Your tax advisor can help you determine whether you would have a taxable estate with an estate tax exclusion amount of $1 million. Depending on your assets, the rules can get fairly involved. If you find that you could have a taxable estate, the next steps are:
1) If you are married consider whether you still have a taxable estate if you double your estate tax exclusion amount to $2 million. If not, verify that your trust is an A-B trust, which will allow each spouse to each use the full $1 million estate tax exclusion amount, even if Congress does not extend portability past this year.
2) If you are unmarried, or if you are married and your estate still exceeds $2 million (with an A-B trust), consider your realistic appreciation in asset value and living expenses.

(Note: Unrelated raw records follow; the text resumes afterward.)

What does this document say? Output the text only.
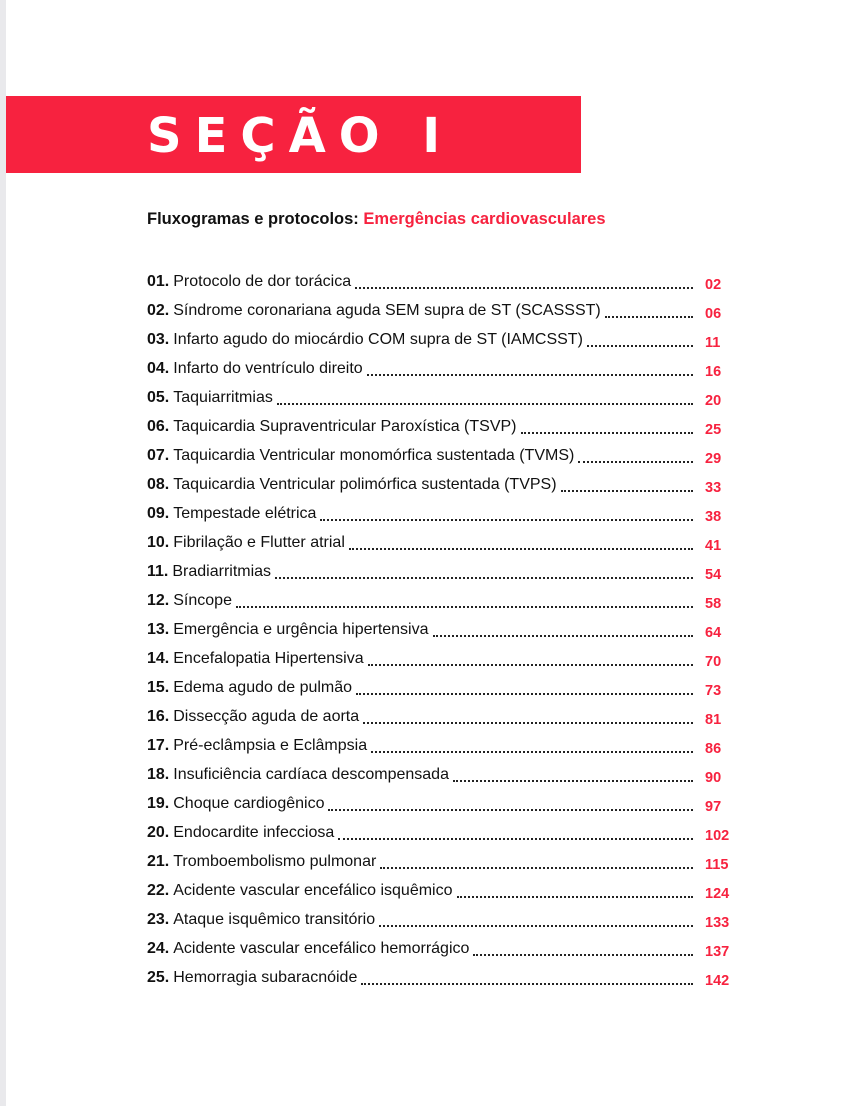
SEÇÃO I
Fluxogramas e protocolos: Emergências cardiovasculares
01. Protocolo de dor torácica	02
02. Síndrome coronariana aguda SEM supra de ST (SCASSST)	06
03. Infarto agudo do miocárdio COM supra de ST (IAMCSST)	11
04. Infarto do ventrículo direito	16
05. Taquiarritmias	20
06. Taquicardia Supraventricular Paroxística (TSVP)	25
07. Taquicardia Ventricular monomórfica sustentada (TVMS)	29
08. Taquicardia Ventricular polimórfica sustentada (TVPS)	33
09. Tempestade elétrica	38
10. Fibrilação e Flutter atrial	41
11. Bradiarritmias	54
12. Síncope	58
13. Emergência e urgência hipertensiva	64
14. Encefalopatia Hipertensiva	70
15. Edema agudo de pulmão	73
16. Dissecção aguda de aorta	81
17. Pré-eclâmpsia e Eclâmpsia	86
18. Insuficiência cardíaca descompensada	90
19. Choque cardiogênico	97
20. Endocardite infecciosa	102
21. Tromboembolismo pulmonar	115
22. Acidente vascular encefálico isquêmico	124
23. Ataque isquêmico transitório	133
24. Acidente vascular encefálico hemorrágico	137
25. Hemorragia subaracnóide	142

If you will spend your estate below the applicable exclusion amount, then verify with your estate planning attorney that your trust continues to meet your needs. However, you might also consider annual gifting, depending on your life expectancy.
3) If you find that your estate significantly exceeds the new applicable exclusion amount, you should discuss your options with your estate planning attorney before the end of the year. You might consider using your higher exclusion amount this year, life insurance, irrevocable trusts, or other tools to help protect and preserve your estate for your heirs. You might also consider keeping your current plan in place, given the proposals to revert to the $3.5 million exclusion amount ($7 million for a married couple with an A-B trust).
The waiting is over. The time to really assess your estate tax situation with your professionals is now.